2. La formation par compétences (FPC)

Dans le contexte de renouvellement pédagogique des dernières années, un nouveau modèle pédagogique, que certains appellent « formation par compétences » (FPC), a vu le jour.

2.1. Qu’est-ce qu’une compétence?

Il existe différentes définitions de compétence. Lasnier propose la définition suivante :

« Une compétence est un savoir-agir complexe résultant de l’intégration, de la mobilisation et de l’agencement d’un ensemble de capacités et d’habiletés (pouvant être d’ordre cognitif, affectif, psychomoteur ou social) et de connaissances (connaissances déclaratives) utilisées efficacement, dans des situations ayant un caractère commun. »

Lasnier, 2000, p. 32

Yániz et Villardón à leur tour définissent la compétence dans les termes suivants :

« Une compétence est l’ensemble de connaissances, d’habiletés et d’attitudes nécessaires pour exercer un métier donné et la capacité de mobiliser et d’appliquer ces ressources dans un environnement précis pour produire un résultat précis. » [4]

Yániz et Villardón, 2006, p. 23

Ces définitions de la compétence mettent en lumière trois aspects : savoir-agir, intégration et contexte.

Définir la compétence comme un savoir-agir implique, tout d’abord, qu’elle n’est pas un simple savoir-faire, qu’elle ne se réduit pas à des connaissances opérationnelles. Cela implique ensuite que tout savoir-faire ne peut être acquis que par la pratique.

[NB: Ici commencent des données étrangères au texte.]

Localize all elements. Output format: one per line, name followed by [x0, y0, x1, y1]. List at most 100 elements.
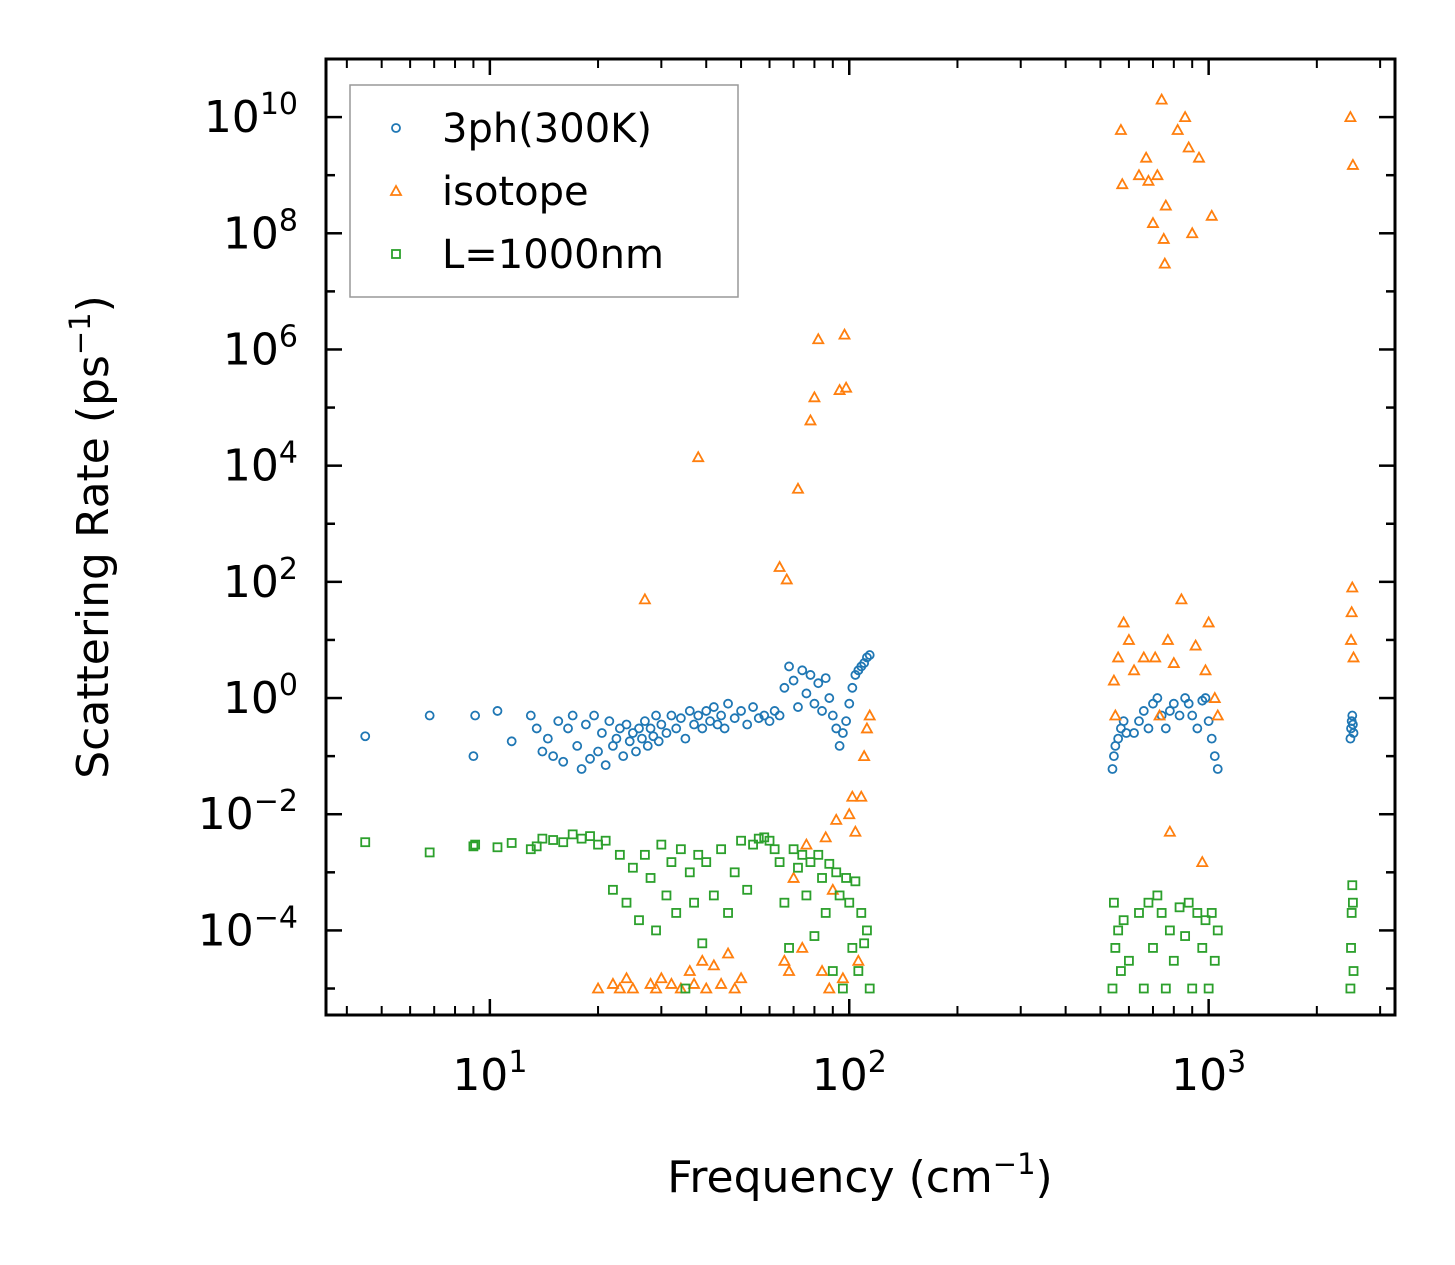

Enfin, savoir-agir signifie qu’il ne s’agit pas seulement d’appliquer des savoirs mais de les appliquer de façon efficace.

Une compétence est, en outre, une intégration de différentes sortes de capacités et d’habiletés (cognitives, affectives, psychomotrices ou sociales) et de connaissances déclaratives (savoir quoi). On peut donc dire que la compétence intègre un savoir (un ensemble de connaissances spécifiques d’une discipline), un savoir-faire (habiletés pour résoudre des problèmes pratiques), ainsi qu’un savoir-être (habiletés de type affectif et social). Autrement dit, une compétence est à la fois un savoir, un pouvoir et un vouloir.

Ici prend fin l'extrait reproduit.